= Scott Hassan =

American computer scientist

Scott Hassan is an American computer programmer and entrepreneur who was the main programmer of the original Google Search engine, then known as BackRub. He was research assistant at Stanford University at the time, after working at Washington University's Medical Libraries Group (having been recruited out of SUNY Buffalo for the summer). Hassan left before Google was officially founded as a company.
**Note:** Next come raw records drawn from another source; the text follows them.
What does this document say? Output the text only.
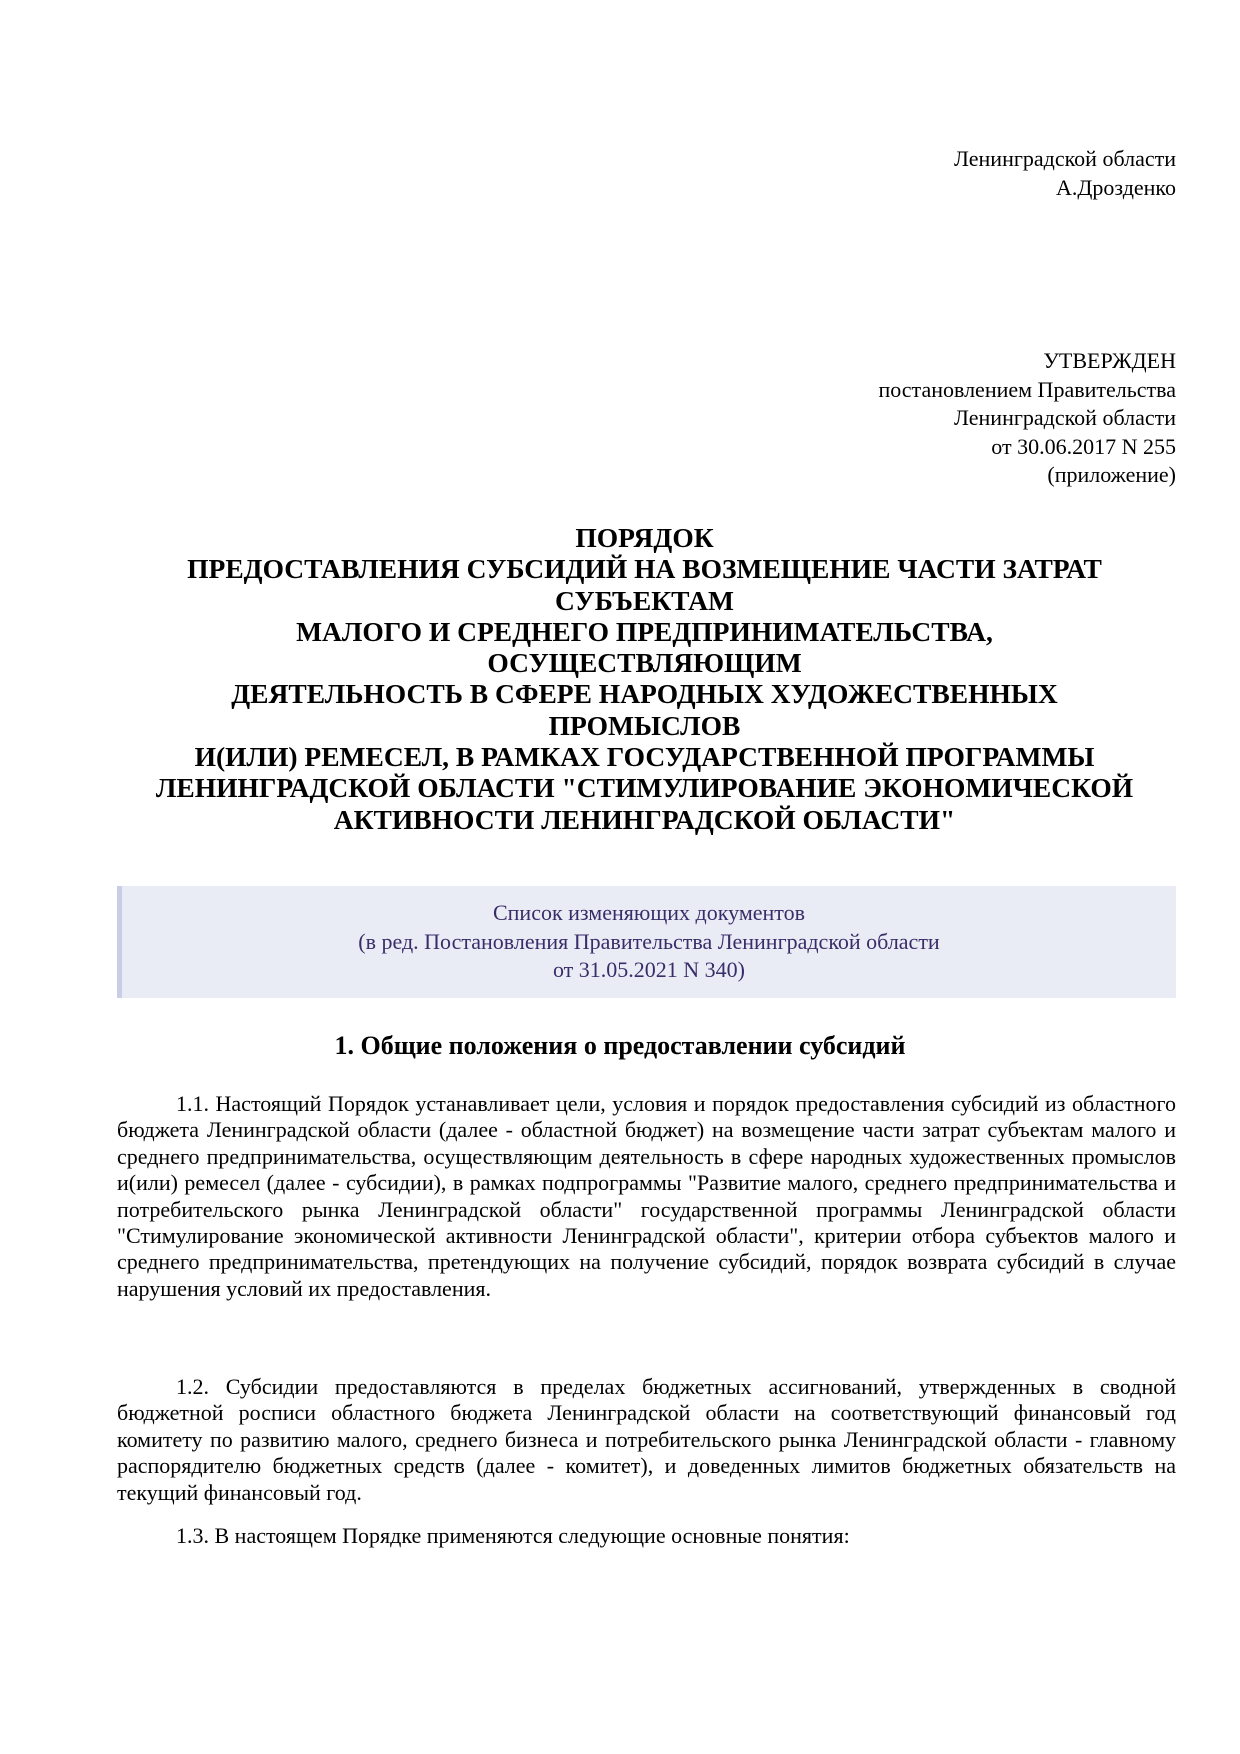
Ленинградской области
А.Дрозденко
УТВЕРЖДЕН
постановлением Правительства
Ленинградской области
от 30.06.2017 N 255
(приложение)
ПОРЯДОК
ПРЕДОСТАВЛЕНИЯ СУБСИДИЙ НА ВОЗМЕЩЕНИЕ ЧАСТИ ЗАТРАТ
СУБЪЕКТАМ
МАЛОГО И СРЕДНЕГО ПРЕДПРИНИМАТЕЛЬСТВА,
ОСУЩЕСТВЛЯЮЩИМ
ДЕЯТЕЛЬНОСТЬ В СФЕРЕ НАРОДНЫХ ХУДОЖЕСТВЕННЫХ
ПРОМЫСЛОВ
И(ИЛИ) РЕМЕСЕЛ, В РАМКАХ ГОСУДАРСТВЕННОЙ ПРОГРАММЫ
ЛЕНИНГРАДСКОЙ ОБЛАСТИ "СТИМУЛИРОВАНИЕ ЭКОНОМИЧЕСКОЙ
АКТИВНОСТИ ЛЕНИНГРАДСКОЙ ОБЛАСТИ"
Список изменяющих документов
(в ред. Постановления Правительства Ленинградской области
от 31.05.2021 N 340)
1. Общие положения о предоставлении субсидий

1.1. Настоящий Порядок устанавливает цели, условия и порядок предоставления субсидий из областного бюджета Ленинградской области (далее - областной бюджет) на возмещение части затрат субъектам малого и среднего предпринимательства, осуществляющим деятельность в сфере народных художественных промыслов и(или) ремесел (далее - субсидии), в рамках подпрограммы "Развитие малого, среднего предпринимательства и потребительского рынка Ленинградской области" государственной программы Ленинградской области "Стимулирование экономической активности Ленинградской области", критерии отбора субъектов малого и среднего предпринимательства, претендующих на получение субсидий, порядок возврата субсидий в случае нарушения условий их предоставления.

1.2. Субсидии предоставляются в пределах бюджетных ассигнований, утвержденных в сводной бюджетной росписи областного бюджета Ленинградской области на соответствующий финансовый год комитету по развитию малого, среднего бизнеса и потребительского рынка Ленинградской области - главному распорядителю бюджетных средств (далее - комитет), и доведенных лимитов бюджетных обязательств на текущий финансовый год.

1.3. В настоящем Порядке применяются следующие основные понятия:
He bought 160,000 Google shares for $800 when the company was founded in 1998, which would be valued at more than $200 million when Google went public in 2004, and more than $13 billion as of 2021.

In 1997 Hassan founded FindMail, later renamed to eGroups.com, an email list management web site. He owned 5.7% of eGroups in March 2000 when the company filed a Form S-1. eGroups was later bought by Yahoo! for $432m in August 2000 in a stock deal and became Yahoo! Groups.

In 2006 Hassan started Willow Garage, a robotics research lab and technology incubator. The organization created the open source robotics software suite ROS (Robot Operating System). Willow Garage shut down in early 2014.

In 2011 Hassan spun off Suitable Technologies from Willow Garage. The new company made a video-conferencing robot which saw use by figures such as Edward Snowden and President Barack Obama. Suitable failed to become profitable and filed for bankruptcy in 2020, having lost $50 million between 2013 and 2018.